Wednesday, December 2, 2015

Waybills

Now I am finally, finally read for the first, completely choreographed PRR Irwin...disaster. Let me explain.
In previous posts, I talked about using the car card & waybill (CC&WB) method for moving the rolling stock around the layout with a purpose. To do this, each card has a manila car card that lists information about the car (railroad, number, type, and description) and has a pocket to hold the waybill. I have had the card cards for a while and used them for the 5 or so times I ran trains on the Restway layout. The waybill shows where the car is going, where if came from, and what is loaded onboard (known as the lading), I used a few waybills on the Restway layout, but they were incomplete and pretty notional. In fact, I had to through about 1/2 of them away because the industries changed cities in a few cases on the new layout.
Sample waybills
The photo above shows some waybills. I have color coded them so my engineers can tell if the car is headed East (green for Greensburg), West (pinkish for Pittsburgh) or North on the P&LE (blue for ... a different color. How would you show North??). No highlight is an active industry on the layout. Note that each card has 4 different waybills which are cycled (flipped or turned over) between the operating sessions.

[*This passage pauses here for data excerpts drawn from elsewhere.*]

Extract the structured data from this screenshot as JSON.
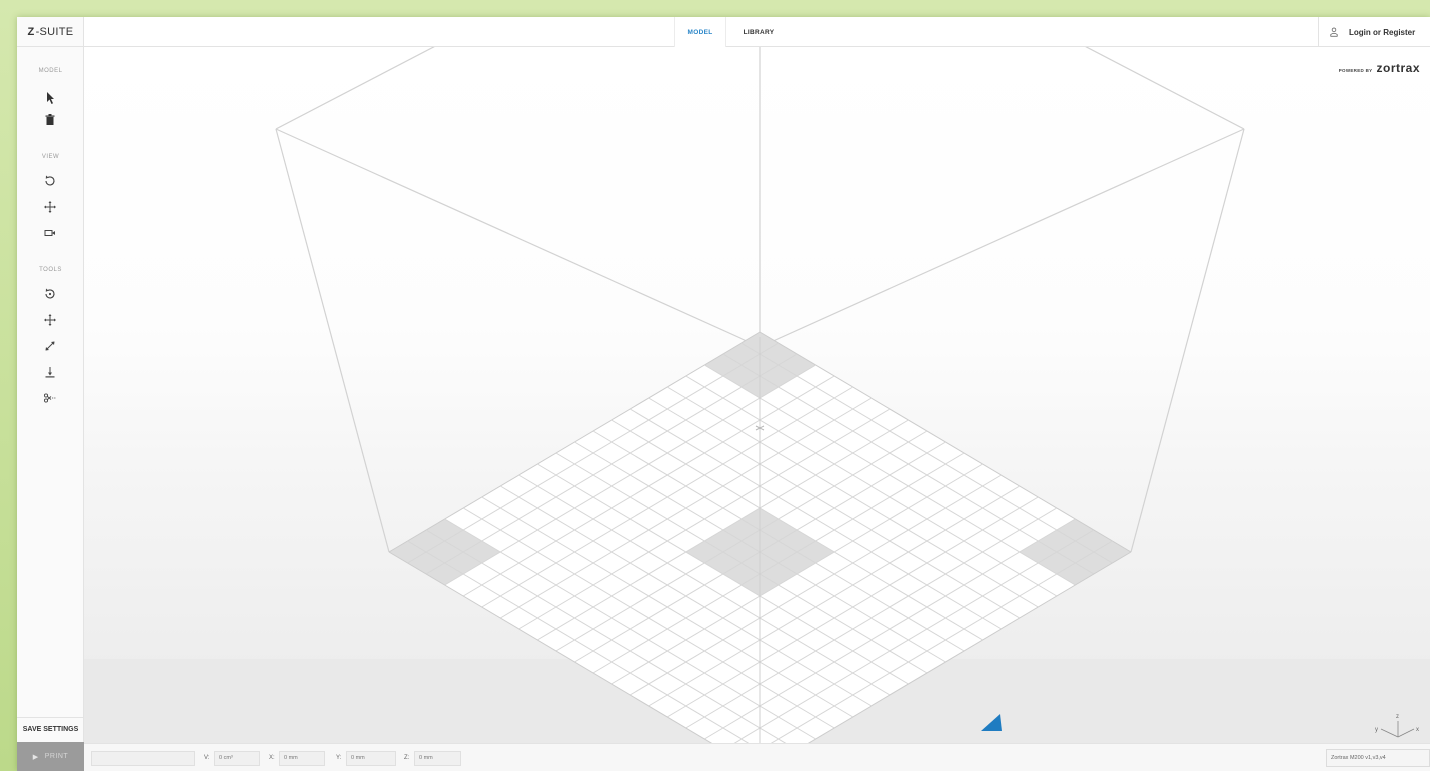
{
  "app": {
    "logo_bold": "Z",
    "logo_rest": "-SUITE"
  },
  "sidebar": {
    "sections": {
      "model": "MODEL",
      "view": "VIEW",
      "tools": "TOOLS"
    },
    "model_tools": [
      "select-icon",
      "trash-icon"
    ],
    "view_tools": [
      "rotate-view-icon",
      "pan-view-icon",
      "camera-icon"
    ],
    "tools": [
      "rotate-model-icon",
      "move-model-icon",
      "scale-icon",
      "lay-flat-icon",
      "cut-icon"
    ],
    "save_settings": "SAVE SETTINGS",
    "print": "PRINT"
  },
  "tabs": {
    "model": "MODEL",
    "library": "LIBRARY",
    "active": "MODEL"
  },
  "account": {
    "login_label": "Login or Register"
  },
  "branding": {
    "powered_by": "POWERED BY",
    "brand": "zortrax"
  },
  "bottom": {
    "v_label": "V:",
    "v_value": "0 cm³",
    "x_label": "X:",
    "x_value": "0 mm",
    "y_label": "Y:",
    "y_value": "0 mm",
    "z_label": "Z:",
    "z_value": "0 mm",
    "printer": "Zortrax M200 v1,v3,v4"
  },
  "axes": {
    "x": "x",
    "y": "y",
    "z": "z"
  },
  "colors": {
    "accent": "#2a86c8",
    "background_frame": "#c9dfa0",
    "print_button": "#9b9b9b"
  }
}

I found an article in the OpSIG's quarterly magazine, The Dispatcher's Office, that calculated the number of waybills based on the industries and track capacity. Also from the OpSIG, I downloaded an XLS database of industries from the 1950s that had rail service so the cars heading off the layout are routed to a real business. I only needed 210 waybills - or more than 50 different 4-cycle cards.
Bottom of the XLS to calculate waybills
So...I have the vast majority of the waybills written but I have not tested them yet. While it should work, it is very possible that I have 5 cars heading to a track spur that only holds 3. Or, too many empty hopper cars heading to the WCC Mine No. 4 in Herminie, or more cars headed to Pittsburgh, Greensburg, or the P&LE interchange than can fit on the track.
No one said this would be easy! I'll keep you posted.